Central part of the triptych by Maestro del
Bambino Vispo, Florence, c. 1410 (section)
The south wing of the Würzburg Residence houses the Martin-von-Wagner Museum with its antiquities collection, art gallery and graphic arts collection (the museum has a separate entrance).
Further information about the Martin-von Wagner Museum at www.martinvonwagner-museum.com
Further properties administered by the Bavarian Palace Department in the Würzburg area are the impressing Marienberg Fortress and Veitshöchheim Palace with its famous rococo garden.
The original castle on the Marienberg, a hill which was first settled in the late Bronze Age, was probably a small fort built early in the 8th century by the Franconian-Thuringian dukes, together with a church which in 741 became the first church of the Würzburg bishops. From 1200 an unusually large castle was built, which was extended during the late Middle Ages and the Renaissance.
Following the storming of the castle in 1631 by the Swedes, Prince-Bishop Johann Philipp von Schönborn built a circle of massive bastions to protect the Marienberg. In 1945 the fortress was almost completely burned out, and its reconstruction was only completed in 1990.
The summer palace of the Würzburg Prince-Bishops, built in 1680/82, was enlarged in 1753 by Balthasar Neumann.
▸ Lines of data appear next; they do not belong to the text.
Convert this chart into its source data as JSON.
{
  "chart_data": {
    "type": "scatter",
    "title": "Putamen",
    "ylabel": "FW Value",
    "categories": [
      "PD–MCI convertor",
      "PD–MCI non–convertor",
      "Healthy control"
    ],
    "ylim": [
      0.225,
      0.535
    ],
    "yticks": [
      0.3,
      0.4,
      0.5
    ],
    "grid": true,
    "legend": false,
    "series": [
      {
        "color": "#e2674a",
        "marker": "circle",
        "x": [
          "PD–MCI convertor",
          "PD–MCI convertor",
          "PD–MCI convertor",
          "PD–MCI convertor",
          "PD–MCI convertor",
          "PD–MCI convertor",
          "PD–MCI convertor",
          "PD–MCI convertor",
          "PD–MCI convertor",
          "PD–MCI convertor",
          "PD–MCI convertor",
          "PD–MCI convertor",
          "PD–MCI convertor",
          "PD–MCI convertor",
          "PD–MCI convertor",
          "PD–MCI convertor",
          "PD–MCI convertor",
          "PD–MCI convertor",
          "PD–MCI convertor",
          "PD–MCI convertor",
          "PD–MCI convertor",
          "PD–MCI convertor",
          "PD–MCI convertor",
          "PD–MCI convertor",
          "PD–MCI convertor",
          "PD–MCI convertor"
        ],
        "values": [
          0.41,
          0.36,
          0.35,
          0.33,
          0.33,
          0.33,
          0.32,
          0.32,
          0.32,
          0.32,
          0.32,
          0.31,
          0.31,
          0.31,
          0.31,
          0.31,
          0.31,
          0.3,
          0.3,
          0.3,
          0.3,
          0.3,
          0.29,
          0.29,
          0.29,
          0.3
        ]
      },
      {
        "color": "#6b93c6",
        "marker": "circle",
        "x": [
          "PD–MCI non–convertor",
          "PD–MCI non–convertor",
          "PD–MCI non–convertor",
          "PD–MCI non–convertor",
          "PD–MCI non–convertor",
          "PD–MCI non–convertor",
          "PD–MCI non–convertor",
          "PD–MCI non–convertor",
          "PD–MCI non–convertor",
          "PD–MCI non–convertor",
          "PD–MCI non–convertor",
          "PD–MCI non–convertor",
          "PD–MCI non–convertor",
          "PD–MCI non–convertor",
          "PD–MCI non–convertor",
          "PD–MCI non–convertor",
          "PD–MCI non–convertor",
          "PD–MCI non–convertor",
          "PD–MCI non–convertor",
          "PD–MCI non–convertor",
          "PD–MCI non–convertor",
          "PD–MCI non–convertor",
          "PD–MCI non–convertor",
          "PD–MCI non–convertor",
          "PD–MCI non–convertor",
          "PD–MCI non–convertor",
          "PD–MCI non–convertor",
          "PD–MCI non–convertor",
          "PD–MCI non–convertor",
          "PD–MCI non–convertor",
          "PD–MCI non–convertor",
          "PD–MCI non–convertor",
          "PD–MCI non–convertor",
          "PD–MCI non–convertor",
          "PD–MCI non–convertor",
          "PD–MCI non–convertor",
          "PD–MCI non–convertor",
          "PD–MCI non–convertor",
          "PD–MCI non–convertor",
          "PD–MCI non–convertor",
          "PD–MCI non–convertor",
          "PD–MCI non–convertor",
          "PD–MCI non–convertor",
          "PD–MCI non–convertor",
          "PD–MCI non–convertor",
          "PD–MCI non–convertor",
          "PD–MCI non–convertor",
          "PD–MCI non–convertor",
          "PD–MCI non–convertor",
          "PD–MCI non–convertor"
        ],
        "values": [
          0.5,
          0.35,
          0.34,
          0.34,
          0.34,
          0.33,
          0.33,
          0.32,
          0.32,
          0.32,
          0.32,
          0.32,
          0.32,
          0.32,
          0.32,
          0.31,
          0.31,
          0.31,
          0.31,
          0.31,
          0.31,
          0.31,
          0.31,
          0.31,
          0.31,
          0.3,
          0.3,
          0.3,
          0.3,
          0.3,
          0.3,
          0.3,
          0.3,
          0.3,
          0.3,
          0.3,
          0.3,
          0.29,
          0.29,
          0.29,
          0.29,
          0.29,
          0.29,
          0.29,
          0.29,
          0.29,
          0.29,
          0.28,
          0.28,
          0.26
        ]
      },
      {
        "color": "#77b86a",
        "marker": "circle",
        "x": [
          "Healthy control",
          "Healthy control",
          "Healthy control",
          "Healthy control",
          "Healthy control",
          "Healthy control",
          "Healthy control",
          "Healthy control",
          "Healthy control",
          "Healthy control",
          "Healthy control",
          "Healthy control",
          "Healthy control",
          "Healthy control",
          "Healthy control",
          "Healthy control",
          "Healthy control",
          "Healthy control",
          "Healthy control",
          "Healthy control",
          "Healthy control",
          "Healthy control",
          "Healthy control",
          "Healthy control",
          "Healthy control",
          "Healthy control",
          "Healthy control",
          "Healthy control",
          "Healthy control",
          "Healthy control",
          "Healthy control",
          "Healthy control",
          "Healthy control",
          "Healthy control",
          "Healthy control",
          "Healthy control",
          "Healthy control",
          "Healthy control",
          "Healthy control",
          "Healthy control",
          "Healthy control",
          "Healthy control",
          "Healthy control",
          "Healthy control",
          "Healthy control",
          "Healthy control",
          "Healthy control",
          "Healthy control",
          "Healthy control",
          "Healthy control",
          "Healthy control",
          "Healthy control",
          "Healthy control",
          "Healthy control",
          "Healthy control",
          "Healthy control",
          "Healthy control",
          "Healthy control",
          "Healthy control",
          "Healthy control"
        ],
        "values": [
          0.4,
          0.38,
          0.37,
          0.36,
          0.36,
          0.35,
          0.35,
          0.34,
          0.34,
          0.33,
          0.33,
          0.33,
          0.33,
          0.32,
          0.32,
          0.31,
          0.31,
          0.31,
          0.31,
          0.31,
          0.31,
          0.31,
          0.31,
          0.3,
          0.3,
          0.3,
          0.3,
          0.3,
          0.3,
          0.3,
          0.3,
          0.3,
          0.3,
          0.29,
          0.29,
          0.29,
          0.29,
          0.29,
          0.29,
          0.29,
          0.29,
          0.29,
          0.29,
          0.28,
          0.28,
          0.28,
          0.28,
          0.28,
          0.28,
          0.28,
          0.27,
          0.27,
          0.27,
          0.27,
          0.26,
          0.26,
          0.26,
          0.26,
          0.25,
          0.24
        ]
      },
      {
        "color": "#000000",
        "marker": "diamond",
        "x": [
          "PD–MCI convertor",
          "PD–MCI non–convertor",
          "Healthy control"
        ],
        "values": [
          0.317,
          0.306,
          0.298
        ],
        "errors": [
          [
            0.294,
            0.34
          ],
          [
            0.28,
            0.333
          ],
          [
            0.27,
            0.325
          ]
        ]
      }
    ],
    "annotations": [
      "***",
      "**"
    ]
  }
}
The rooms furnished in 1810 for Grand Duke Ferdinand of Tuscany with their rare paper wall-coverings are a highlight of the interior.
The famous Rococo Garden, a magnificent creation with lakes and waterworks, dates from the reign of Prince-Bishop Adam Friedrich von Seinsheim (1755-1779). It is populated by over 200 sandstone sculptures of gods, animals and allegorical figures by the court sculptors Ferdinand Tietz and Johann Peter Wagner.
On the ground floor of the palace the exhibition "Es kommen immer Leit aus Würzburg und Frembde hierher …" on the history of the Court Garden is on display.